Palasë (Palasa; Παλάσα), also Paljasë (Paljasa; Παλιάσα), is a village in Himarë municipality (13 kilometres from the town), Vlorë County, southern Albania. It is located near the Llogara National Park and next to the Ionian coast on the Albanian Riviera. The village is inhabited by ethnic Greeks who speak the unique Himariote Greek dialect.

==History==
In classical antiquity, Roman writer Lucan recorded a site named Palaeste on the Ceraunian Mountains in Chaonia, which may correspond to modern-day Palasë. The name Palaeste is considered to be Illyrian. Palaeste was also considered as being geographically located in southern Illyria, next to Oricum.
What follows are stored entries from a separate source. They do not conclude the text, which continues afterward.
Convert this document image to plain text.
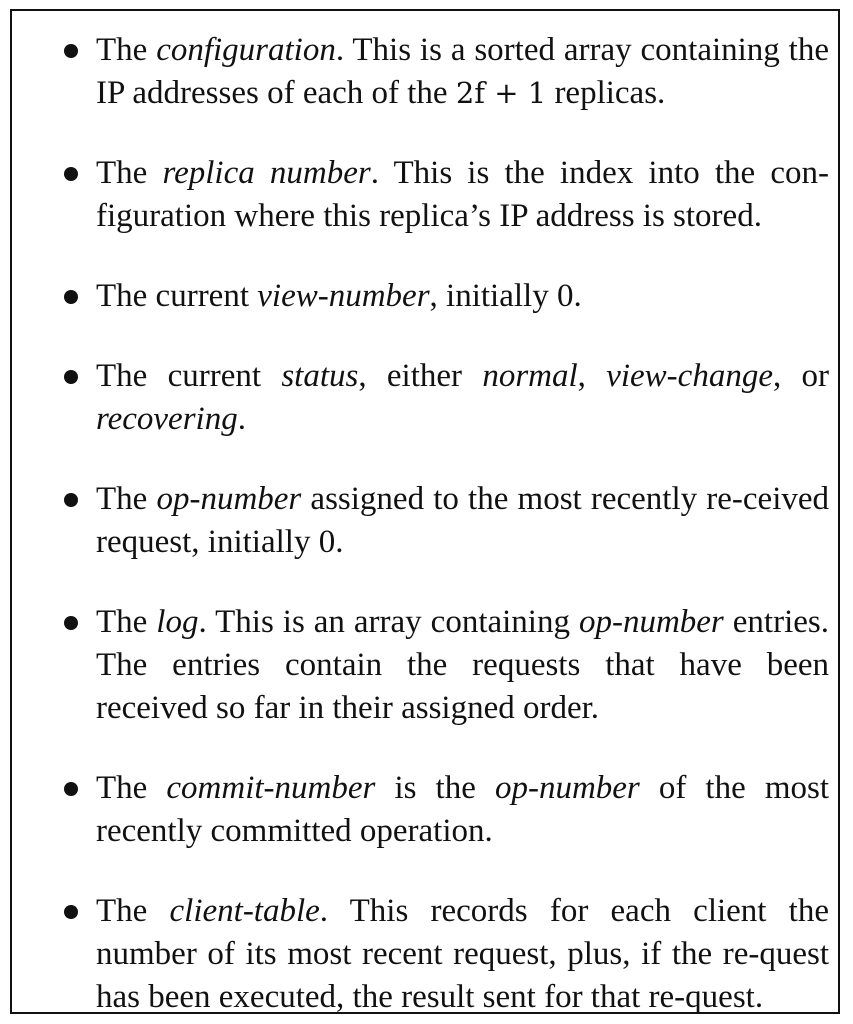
The configuration. This is a sorted array containing the IP addresses of each of the 2f + 1 replicas.
The replica number. This is the index into the con-figuration where this replica’s IP address is stored.
The current view-number, initially 0.
The current status, either normal, view-change, or recovering.
The op-number assigned to the most recently re-ceived request, initially 0.
The log. This is an array containing op-number entries. The entries contain the requests that have been received so far in their assigned order.
The commit-number is the op-number of the most recently committed operation.
The client-table. This records for each client the number of its most recent request, plus, if the re-quest has been executed, the result sent for that re-quest.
In Palaeste, Julius Caesar landed from Brundusium, in order to carry on the war against Pompey.

According to another local legend the settlement was initially located on the coast on a location once known as Meghalihora (Μεγάλη χώρα), but due to pirate attacks in 12th-13th century it was moved slightly inland. In the local Greek dialect of Himara the change /st/ > /s/ is a typical phonetic rule. Thus if Palaeste is linguistically connected with modern Greek Paliasa then this change must have taken place before 1582.

Palasë is recorded in the Ottoman defter of 1583 as a settlement in the Sanjak of Delvina with a total of 95 households. The anthroponymy recorded predominantly belonged to the Albanian onomastic sphere (e.g., Gjin Gjoni, Leka Kosta, Nika Pali), however, personal names reflecting broader Orthodox Christian anthroponymy - both Greek (e.g., Andrea Komnini, Jorgo Kristulli) and Slavic (e.g., Vaso Petko, Dhimo Bojko) - are also recorded.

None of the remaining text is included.